As opposed to recycling. Recycling is, let’s say I have a bunch of busted broken two by fours that I can’t reuse. That I can put by a dumpster and they can take to a facility and they grind that up and turn that into mulch. This project is dubbed a hybrid deconstruction and begins with what’s called a soft skim.

On our first wave we send people in and we pull out all the windows, all the doors, all the cabinets, all the fixtures, everything we believe is valuable enough.

“Then you dissemble the building into panels and when you get those panels down you then figure out strategically what valuable material you have in those panels and which of those materials it makes sense to try to go and harvest out of those panels,” Paul Crovella said, SUNY ESF Sustainable Construction Management. “Pick up that panel, lower it to the ground and rip it apart and get all the two by eights and tens and twelves out of there and the flooring if we can.”

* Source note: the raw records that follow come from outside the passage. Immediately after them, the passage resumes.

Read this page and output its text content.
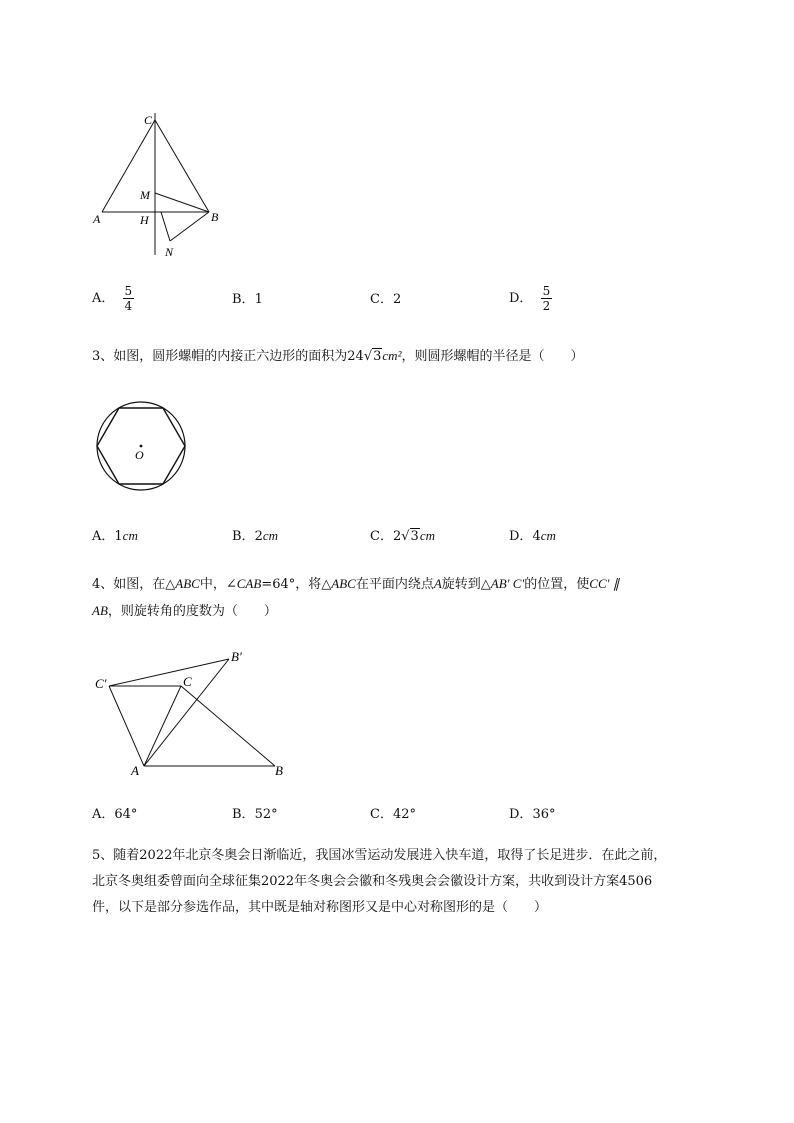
C
M
A	H	B
N
A． $\frac{5}{4}$	B．1	C．2	D． $\frac{5}{2}$
3、如图，圆形螺帽的内接正六边形的面积为24√3cm²，则圆形螺帽的半径是（　　）
O
A．1cm	B．2cm	C．2√3cm	D．4cm
4、如图，在△ABC中，∠CAB=64°，将△ABC在平面内绕点A旋转到△AB′ C′的位置，使CC′ ∥
AB，则旋转角的度数为（　　）
C′	C
B′
A	B
A．64°	B．52°	C．42°	D．36°
5、随着2022年北京冬奥会日渐临近，我国冰雪运动发展进入快车道，取得了长足进步．在此之前，
北京冬奥组委曾面向全球征集2022年冬奥会会徽和冬残奥会会徽设计方案，共收到设计方案4506
件，以下是部分参选作品，其中既是轴对称图形又是中心对称图形的是（　　）
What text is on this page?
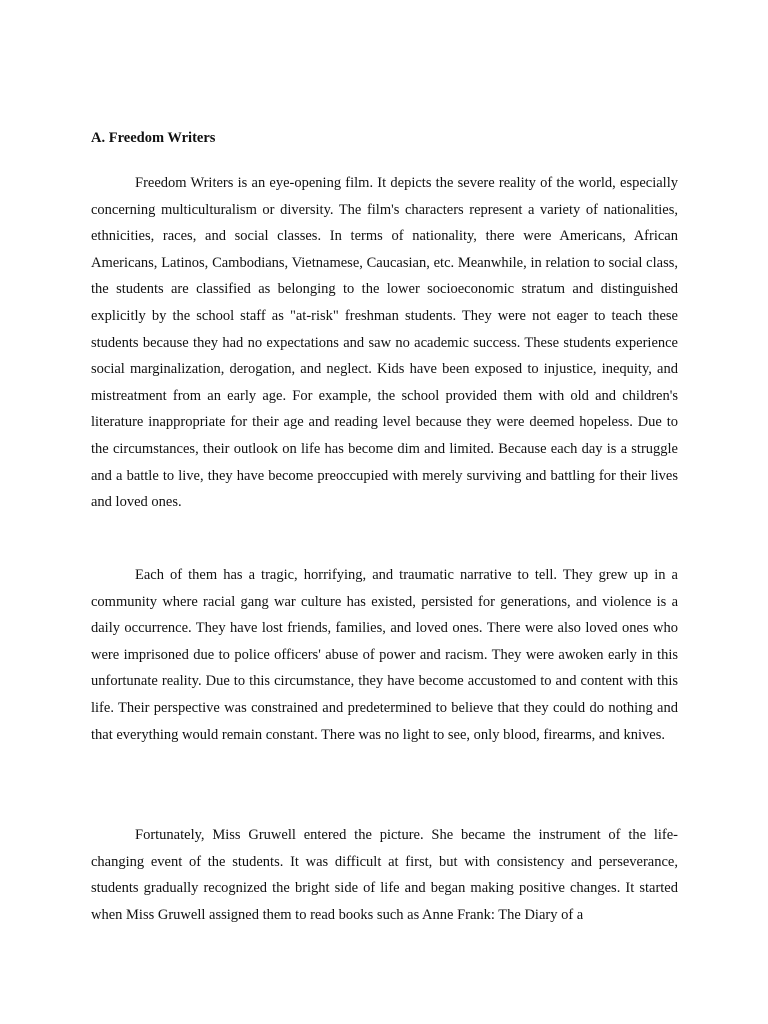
A. Freedom Writers

Freedom Writers is an eye-opening film. It depicts the severe reality of the world, especially concerning multiculturalism or diversity. The film's characters represent a variety of nationalities, ethnicities, races, and social classes. In terms of nationality, there were Americans, African Americans, Latinos, Cambodians, Vietnamese, Caucasian, etc. Meanwhile, in relation to social class, the students are classified as belonging to the lower socioeconomic stratum and distinguished explicitly by the school staff as "at-risk" freshman students. They were not eager to teach these students because they had no expectations and saw no academic success. These students experience social marginalization, derogation, and neglect. Kids have been exposed to injustice, inequity, and mistreatment from an early age. For example, the school provided them with old and children's literature inappropriate for their age and reading level because they were deemed hopeless. Due to the circumstances, their outlook on life has become dim and limited. Because each day is a struggle and a battle to live, they have become preoccupied with merely surviving and battling for their lives and loved ones.

Each of them has a tragic, horrifying, and traumatic narrative to tell. They grew up in a community where racial gang war culture has existed, persisted for generations, and violence is a daily occurrence. They have lost friends, families, and loved ones. There were also loved ones who were imprisoned due to police officers' abuse of power and racism. They were awoken early in this unfortunate reality. Due to this circumstance, they have become accustomed to and content with this life. Their perspective was constrained and predetermined to believe that they could do nothing and that everything would remain constant. There was no light to see, only blood, firearms, and knives.

Fortunately, Miss Gruwell entered the picture. She became the instrument of the life-changing event of the students. It was difficult at first, but with consistency and perseverance, students gradually recognized the bright side of life and began making positive changes. It started when Miss Gruwell assigned them to read books such as Anne Frank: The Diary of a
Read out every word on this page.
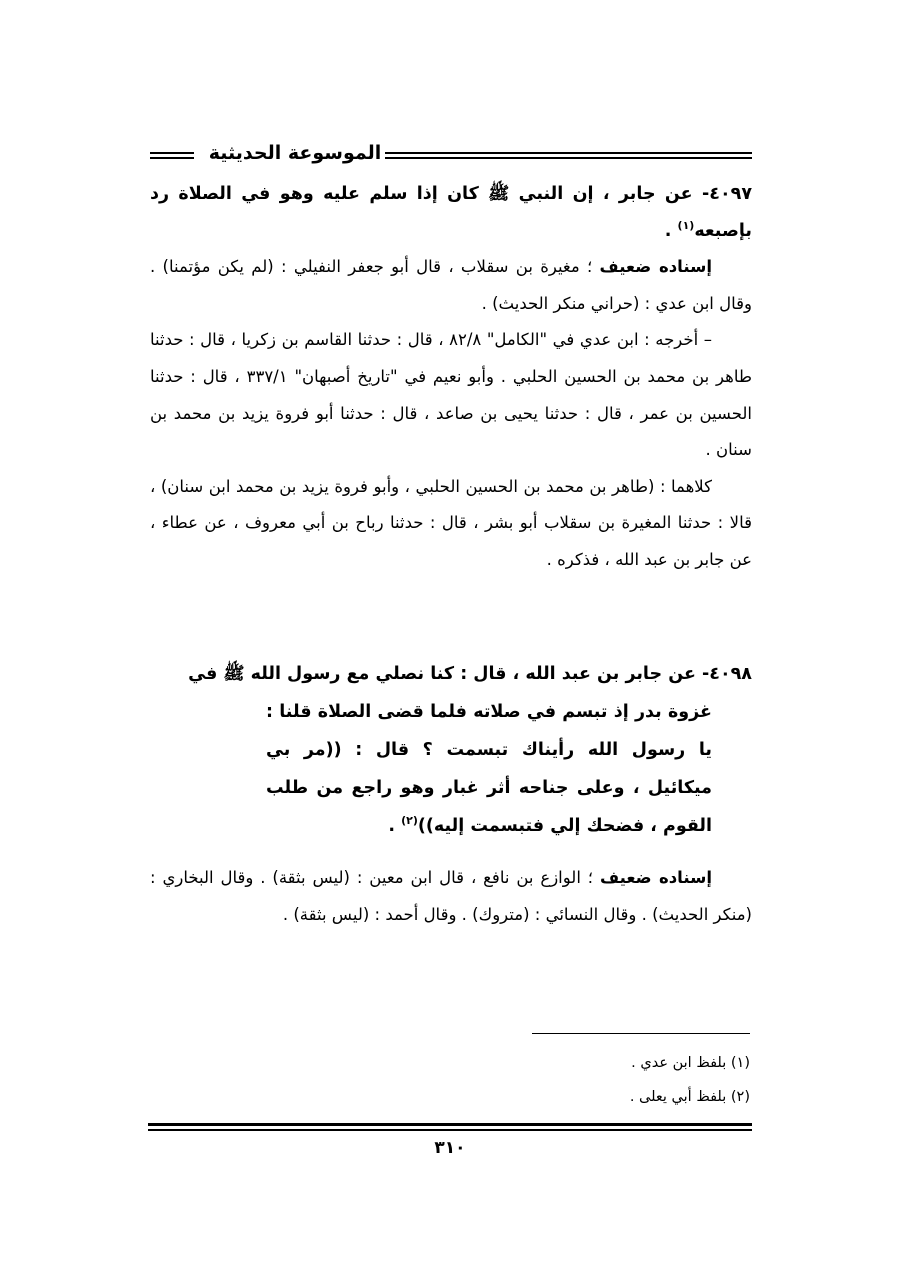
الموسوعة الحديثية

٤٠٩٧- عن جابر ، إن النبي ﷺ كان إذا سلم عليه وهو في الصلاة رد بإصبعه$^{(١)}$ .

إسناده ضعيف ؛ مغيرة بن سقلاب ، قال أبو جعفر النفيلي : (لم يكن مؤتمنا) . وقال ابن عدي : (حراني منكر الحديث) .

– أخرجه : ابن عدي في "الكامل" ٨٢/٨ ، قال : حدثنا القاسم بن زكريا ، قال : حدثنا طاهر بن محمد بن الحسين الحلبي . وأبو نعيم في "تاريخ أصبهان" ٣٣٧/١ ، قال : حدثنا الحسين بن عمر ، قال : حدثنا يحيى بن صاعد ، قال : حدثنا أبو فروة يزيد بن محمد بن سنان .

كلاهما : (طاهر بن محمد بن الحسين الحلبي ، وأبو فروة يزيد بن محمد ابن سنان) ، قالا : حدثنا المغيرة بن سقلاب أبو بشر ، قال : حدثنا رباح بن أبي معروف ، عن عطاء ، عن جابر بن عبد الله ، فذكره .

٤٠٩٨- عن جابر بن عبد الله ، قال : كنا نصلي مع رسول الله ﷺ في
غزوة بدر إذ تبسم في صلاته فلما قضى الصلاة قلنا : يا رسول الله رأيناك تبسمت ؟ قال : ((مر بي ميكائيل ، وعلى جناحه أثر غبار وهو راجع من طلب القوم ، فضحك إلي فتبسمت إليه))$^{(٢)}$ .

إسناده ضعيف ؛ الوازع بن نافع ، قال ابن معين : (ليس بثقة) . وقال البخاري : (منكر الحديث) . وقال النسائي : (متروك) . وقال أحمد : (ليس بثقة) .

(١) بلفظ ابن عدي .
(٢) بلفظ أبي يعلى .
٣١٠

So what’s the market for reusing this lumber?

Crovella said, “Right now most of this lumber is used for aesthetics and finishes. Exterior siding, interior flooring, clapboard all that kind of stuff and there’s a strong market for that because the supply is so low.”

In this construction project, ESF has contracted for some of the salvaged material to be used in the new building going up on this site.

Gainer said, “And when I talk about life-cycle analysis and closing the loop, that is really it. If we can figure out ways to quickly connect buildings that are coming apart to potential uses in new construction we’ve really taken a big step to making this not something that’s on the edge or out of the ordinary but it’s something that’s very sensible and very mainstream.”